Knowing that, how does one judge a record from a band whose musical engine, guitarist Rick Nielsen, is 72 years old? On a curve, to be sure. Realistically, In Another World is … respectable. It sounds like Cheap Trick, a band that will never voluntarily quit.
It’s also fair to judge them favorably to records made by other bands also getting Social Security, even those in the Rock and Roll Hall of Fame, of which Cheap Trick has been a member since 2016.
Cheap Trick will likely never make a great record again. But they still sound like Cheap Trick. These guys play about 150 shows a year when there’s no pandemic slowing them down and mailing one in isn’t really within the realm of their possibilities.
The band hasn’t made a classic record since around the time their touring drummer, 40-year-old Daxx Nielsen (Rick’s son), entered the world. But they almost always make good records, with In Another World falling into the acceptable zone. The energy is still there, the dedication to the craft of writing Beatlesque power-pop songs is still there, and the elder Nielsen’s guitar tone still sounds like it could chip rust off an old battleship.
And, unlike most of the band’s 1970s and 80s contemporaries, Robin Zander’s voice hasn’t lost much, if anything.
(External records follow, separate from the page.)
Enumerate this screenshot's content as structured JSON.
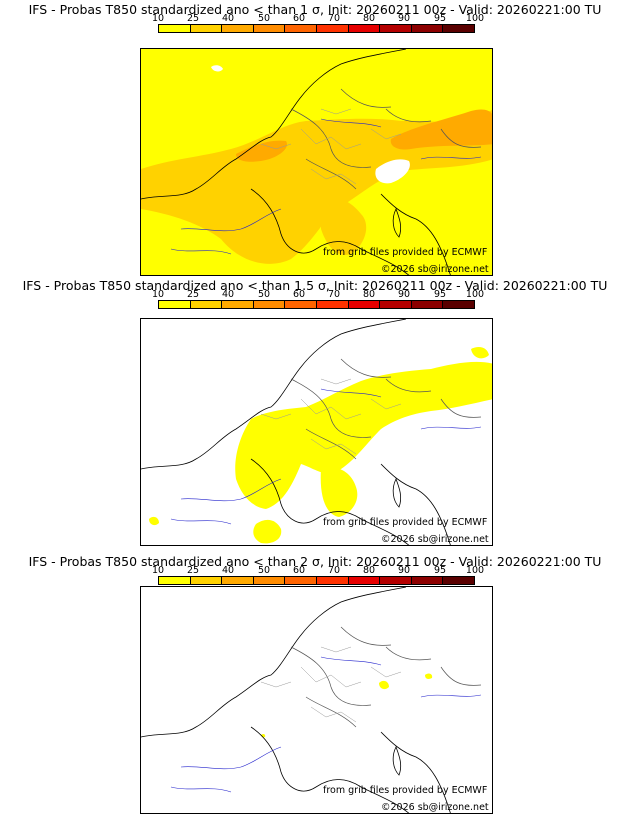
{
  "colorbar": {
    "ticks": [
      "10",
      "25",
      "40",
      "50",
      "60",
      "70",
      "80",
      "90",
      "95",
      "100"
    ],
    "colors": [
      "#ffff00",
      "#ffd200",
      "#ffaa00",
      "#ff8c00",
      "#ff6400",
      "#ff3200",
      "#e60000",
      "#b40000",
      "#8c0000",
      "#5a0000"
    ]
  },
  "panels": [
    {
      "title": "IFS - Probas T850  standardized ano < than 1 σ, Init: 20260211 00z - Valid: 20260221:00 TU",
      "sigma": "1",
      "credit_source": "from grib files provided by ECMWF",
      "credit_copyright": "©2026 sb@irizone.net"
    },
    {
      "title": "IFS - Probas T850  standardized ano < than 1.5 σ, Init: 20260211 00z - Valid: 20260221:00 TU",
      "sigma": "1.5",
      "credit_source": "from grib files provided by ECMWF",
      "credit_copyright": "©2026 sb@irizone.net"
    },
    {
      "title": "IFS - Probas T850  standardized ano < than 2 σ, Init: 20260211 00z - Valid: 20260221:00 TU",
      "sigma": "2",
      "credit_source": "from grib files provided by ECMWF",
      "credit_copyright": "©2026 sb@irizone.net"
    }
  ]
}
A fair comparison might be to late-career Kevin Costner. Was he always that good at his job and people didn’t really get it because he was better looking than us?
Opener “Here Comes the Summer” was a standalone single released in 2018. It’s bright and it sets a tone (if you haven’t noticed, there’s a big feeling out there that better things are coming, so kicking off a new record this way makes sense). “Quit Waking Me” has a bit of a pop twist or two that’s not planet-altering, but still sends things a little sideways as Cheap Trick typically likes to.
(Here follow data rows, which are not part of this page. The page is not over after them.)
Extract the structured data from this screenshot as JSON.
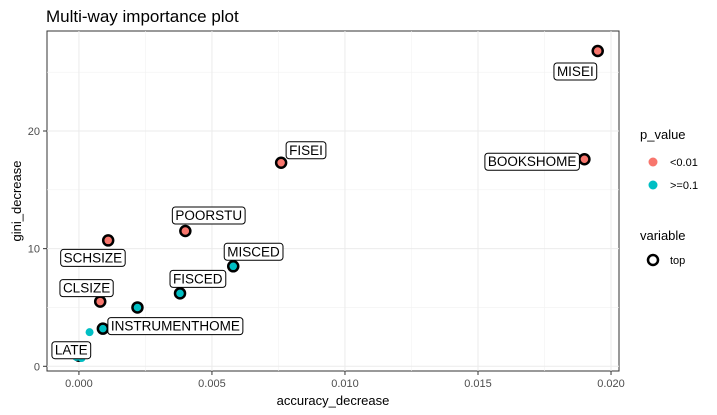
{
  "chart_data": {
    "type": "scatter",
    "title": "Multi-way importance plot",
    "xlabel": "accuracy_decrease",
    "ylabel": "gini_decrease",
    "xlim": [
      -0.0012,
      0.0203
    ],
    "ylim": [
      -0.4,
      28.5
    ],
    "x_ticks": [
      0.0,
      0.005,
      0.01,
      0.015,
      0.02
    ],
    "x_tick_labels": [
      "0.000",
      "0.005",
      "0.010",
      "0.015",
      "0.020"
    ],
    "y_ticks": [
      0,
      10,
      20
    ],
    "y_tick_labels": [
      "0",
      "10",
      "20"
    ],
    "grid": true,
    "legend_placement": "right",
    "legends": {
      "p_value": {
        "title": "p_value",
        "items": [
          {
            "label": "<0.01",
            "color": "#F8766D"
          },
          {
            "label": ">=0.1",
            "color": "#00BFC4"
          }
        ]
      },
      "variable": {
        "title": "variable",
        "items": [
          {
            "label": "top",
            "shape": "open-circle"
          }
        ]
      }
    },
    "points": [
      {
        "label": "MISEI",
        "x": 0.0195,
        "y": 26.8,
        "p_value": "<0.01",
        "top": true
      },
      {
        "label": "BOOKSHOME",
        "x": 0.019,
        "y": 17.6,
        "p_value": "<0.01",
        "top": true
      },
      {
        "label": "FISEI",
        "x": 0.0076,
        "y": 17.3,
        "p_value": "<0.01",
        "top": true
      },
      {
        "label": "POORSTU",
        "x": 0.004,
        "y": 11.5,
        "p_value": "<0.01",
        "top": true
      },
      {
        "label": "SCHSIZE",
        "x": 0.0011,
        "y": 10.7,
        "p_value": "<0.01",
        "top": true
      },
      {
        "label": "MISCED",
        "x": 0.0058,
        "y": 8.5,
        "p_value": ">=0.1",
        "top": true
      },
      {
        "label": "FISCED",
        "x": 0.0038,
        "y": 6.2,
        "p_value": ">=0.1",
        "top": true
      },
      {
        "label": "CLSIZE",
        "x": 0.0008,
        "y": 5.5,
        "p_value": "<0.01",
        "top": true
      },
      {
        "label": "",
        "x": 0.0022,
        "y": 5.0,
        "p_value": ">=0.1",
        "top": true
      },
      {
        "label": "INSTRUMENTHOME",
        "x": 0.0009,
        "y": 3.2,
        "p_value": ">=0.1",
        "top": true
      },
      {
        "label": "LATE",
        "x": 0.0,
        "y": 0.9,
        "p_value": ">=0.1",
        "top": true
      },
      {
        "label": "",
        "x": 0.0004,
        "y": 2.9,
        "p_value": ">=0.1",
        "top": false
      },
      {
        "label": "",
        "x": -0.0001,
        "y": 0.8,
        "p_value": ">=0.1",
        "top": false
      },
      {
        "label": "",
        "x": 0.0001,
        "y": 0.7,
        "p_value": ">=0.1",
        "top": false
      }
    ]
  }
}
The third song, semi-ballad “Another World,” hits the typical Beatle chords, always a warm fallback the band earned honestly (John Lennon had members back him up on demos for 1980’s Double Fantasy). Zander makes “Boys and Girls Rock N Roll” and “The Party,” two otherwise fairly unremarkable songs, into being listenable. “Final Days” rocks steady like a modern “Need Your Love,” with a bit of a mismatched chorus, for which Nielson makes up with grit.
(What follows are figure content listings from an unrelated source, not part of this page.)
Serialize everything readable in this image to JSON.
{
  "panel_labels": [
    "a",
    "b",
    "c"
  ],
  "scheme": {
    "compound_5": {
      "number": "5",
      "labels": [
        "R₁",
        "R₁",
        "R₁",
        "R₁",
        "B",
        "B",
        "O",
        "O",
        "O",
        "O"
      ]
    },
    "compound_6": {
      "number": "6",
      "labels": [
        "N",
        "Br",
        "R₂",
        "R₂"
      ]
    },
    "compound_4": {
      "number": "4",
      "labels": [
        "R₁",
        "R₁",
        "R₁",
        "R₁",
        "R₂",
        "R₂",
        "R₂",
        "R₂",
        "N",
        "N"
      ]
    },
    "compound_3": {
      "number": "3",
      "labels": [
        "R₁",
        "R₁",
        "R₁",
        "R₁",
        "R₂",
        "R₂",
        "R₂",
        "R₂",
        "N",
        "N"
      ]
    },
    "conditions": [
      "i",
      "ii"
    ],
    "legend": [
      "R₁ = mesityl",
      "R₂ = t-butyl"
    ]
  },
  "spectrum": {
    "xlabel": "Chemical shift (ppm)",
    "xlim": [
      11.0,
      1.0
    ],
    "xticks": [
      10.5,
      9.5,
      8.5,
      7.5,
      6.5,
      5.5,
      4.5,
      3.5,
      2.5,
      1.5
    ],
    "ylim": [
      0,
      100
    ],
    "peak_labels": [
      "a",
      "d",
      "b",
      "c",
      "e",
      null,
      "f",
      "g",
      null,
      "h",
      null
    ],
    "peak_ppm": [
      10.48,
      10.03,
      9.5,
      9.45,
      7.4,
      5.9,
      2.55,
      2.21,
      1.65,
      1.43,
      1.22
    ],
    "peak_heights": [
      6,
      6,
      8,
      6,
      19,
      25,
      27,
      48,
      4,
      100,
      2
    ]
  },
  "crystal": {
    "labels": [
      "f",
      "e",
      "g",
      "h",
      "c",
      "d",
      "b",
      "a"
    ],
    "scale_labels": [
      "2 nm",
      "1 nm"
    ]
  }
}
“So It Goes” is the first song worth repeated listening; a nice, evocative ballad that Zander again makes so much better by just showing up. The same is true for next song “Light Up the Fire,” during which Nielsen layers the volume and pounds listeners’ ears. The thoughtful “Passing Through” sounds like it’s trying to go back to ’80s mega-hit “The Flame,” without the big hook (but it’s not bad, either).
By this point, one starts wondering if the 13-song record could’ve been eight or nine songs long instead. “Here’s Looking at You” has some of that busy riffing Nielsen has always delivered so well, even if it feels a bit incomplete. The same goes for the following cut, “Another World.” “I’ll See You Again” is another mid-tempo placeholder that’s not bad for background, but won’t be confused for anything on Dream Police. The band ends with a great idea, covering Lennon’s “Gimmie Some Truth.”
If this is Cheap Trick’s last record, it’s not a bad effort. But anything else at this point might simply be redundant.